日付が変わってから床に就いた俺と海さんは、放課後店で落ち合う約束をした。俺が携帯電話を持っていないので、海さんがバイトの連絡網から、自宅に電話をくれたのだ。
そこから俺は学校の部活で、北先輩にことのあらましを伝え、南を拾ってから東雲で合流。

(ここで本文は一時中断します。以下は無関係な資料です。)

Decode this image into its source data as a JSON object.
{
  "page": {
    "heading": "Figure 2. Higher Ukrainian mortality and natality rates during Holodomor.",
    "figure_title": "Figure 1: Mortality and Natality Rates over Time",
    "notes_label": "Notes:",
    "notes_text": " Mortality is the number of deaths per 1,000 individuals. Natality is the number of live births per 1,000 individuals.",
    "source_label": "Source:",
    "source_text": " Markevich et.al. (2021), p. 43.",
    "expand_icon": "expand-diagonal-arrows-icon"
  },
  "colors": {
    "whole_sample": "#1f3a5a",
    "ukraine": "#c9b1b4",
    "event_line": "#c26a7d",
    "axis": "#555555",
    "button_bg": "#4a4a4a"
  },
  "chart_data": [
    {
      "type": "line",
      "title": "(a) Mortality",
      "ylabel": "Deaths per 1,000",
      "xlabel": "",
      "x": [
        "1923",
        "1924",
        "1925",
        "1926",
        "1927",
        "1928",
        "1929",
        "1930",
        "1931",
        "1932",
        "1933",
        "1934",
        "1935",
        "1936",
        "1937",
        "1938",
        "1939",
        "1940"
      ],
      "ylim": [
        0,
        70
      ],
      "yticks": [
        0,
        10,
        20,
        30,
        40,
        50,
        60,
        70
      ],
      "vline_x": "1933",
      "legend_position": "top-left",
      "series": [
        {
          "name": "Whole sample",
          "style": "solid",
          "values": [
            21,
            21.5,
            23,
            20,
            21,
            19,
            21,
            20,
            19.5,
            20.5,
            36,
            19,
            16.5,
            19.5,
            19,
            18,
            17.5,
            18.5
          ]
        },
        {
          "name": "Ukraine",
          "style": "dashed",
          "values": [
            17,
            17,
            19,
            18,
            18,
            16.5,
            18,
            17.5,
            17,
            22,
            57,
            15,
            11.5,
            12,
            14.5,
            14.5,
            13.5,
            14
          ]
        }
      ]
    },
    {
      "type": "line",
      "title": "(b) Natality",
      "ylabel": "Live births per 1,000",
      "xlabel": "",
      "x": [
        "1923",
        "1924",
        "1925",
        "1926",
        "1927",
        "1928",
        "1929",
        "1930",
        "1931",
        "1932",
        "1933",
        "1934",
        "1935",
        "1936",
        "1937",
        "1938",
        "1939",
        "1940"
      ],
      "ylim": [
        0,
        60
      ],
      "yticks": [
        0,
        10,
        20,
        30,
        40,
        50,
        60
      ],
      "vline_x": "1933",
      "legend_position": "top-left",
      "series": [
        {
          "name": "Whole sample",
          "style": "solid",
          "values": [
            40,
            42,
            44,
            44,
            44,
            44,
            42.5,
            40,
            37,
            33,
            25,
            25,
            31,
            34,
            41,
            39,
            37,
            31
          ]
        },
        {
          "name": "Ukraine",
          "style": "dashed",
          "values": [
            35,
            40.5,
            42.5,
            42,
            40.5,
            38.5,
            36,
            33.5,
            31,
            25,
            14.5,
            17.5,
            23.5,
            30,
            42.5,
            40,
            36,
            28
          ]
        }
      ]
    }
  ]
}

そして他の人に聞かれないよう、ここに移動したという訳だ。海さんが考えてくれなかったら、俺たちはそのまま彼女の店で、話していたかもしれない。俺たちには普通の経験地が、圧倒的に足りない。
ミトラスには店の前で待ってもらっている。
「最初に海さんに俺たちと同じことを説明してくれ」
「分かったわ」
で、約三十分経過。
「へ~、そんなことになっていたのね」
「あんまり驚かないんですね」
「うん、家族の思い出とかは、変わってなかったから、そんなに気にならなかったかな」
本当に気にしたふうもなく、海さんは持参したドリンク(中身は麦茶)を飲む。この辺は俺たちも同じだ。世の中の大きな歴史は変わっていても、個人の人生といった小さなものまでは、その影響を受けないんだろうか。
「次は?」
「前も聞いたけど、俺たちの記憶がそのままなのはどうしてなんだ」
「ああ、それね。ちゃんと聞いてきたわよ」
室内はマイクを握る者も無く、淡々と話が進んでいく。
「職場に問い合わせたら、歴史が変わるときに、自分が誰にも観測されていない場合に、そういうことが起こるらしいのよ。臼居さんの言った『周りの時間から逸れる』って表現は当たってた訳ね」
南は面白くなさそうな表情で髪をかき上げ、足を組みかえる。この中で背を低いほうから並べると先輩、海さん、南、俺の順だが、それを踏まえた上で足の長さを、短い順に並べると先輩、俺と海さん、南の順だ。こいつ足長いし綺麗なんだよな。
「図で表すとそうね、この教科書が歴史だとしましょう」
そういって南は自分の鞄から、日本史と世界史の教科書を取り出してテーブルに置くと、世界史のほうを開いて、その上に小銭を三枚乗せた。
「で、歴史の改変と言っても、こうではないの」
小銭を日本史に乗せ替えるが、それは違うと言って世界史に戻した。
「異世界転生みたいなことは、起きてないってことだね」
「そういうことね」
北先輩の言に頷く南。海さんは首を傾げた。
「異世界転生ってなに?」
「映画とかアニメでたまに『生まれ変わったら○○だった』とか『気が付いたら変な世界に来ちゃった』っていうのがあるでしょ。あれです。この場合は俺たちが、違う歴史の世界に来ちゃった訳ではないってことです」
「なるほど」
説明を終えると納得してくれたのか、それとも分かってないけど興味も無いのか、彼女は持参したお菓子を食べ始めた。放っておくとこの人は飲み食いしかしない気がする。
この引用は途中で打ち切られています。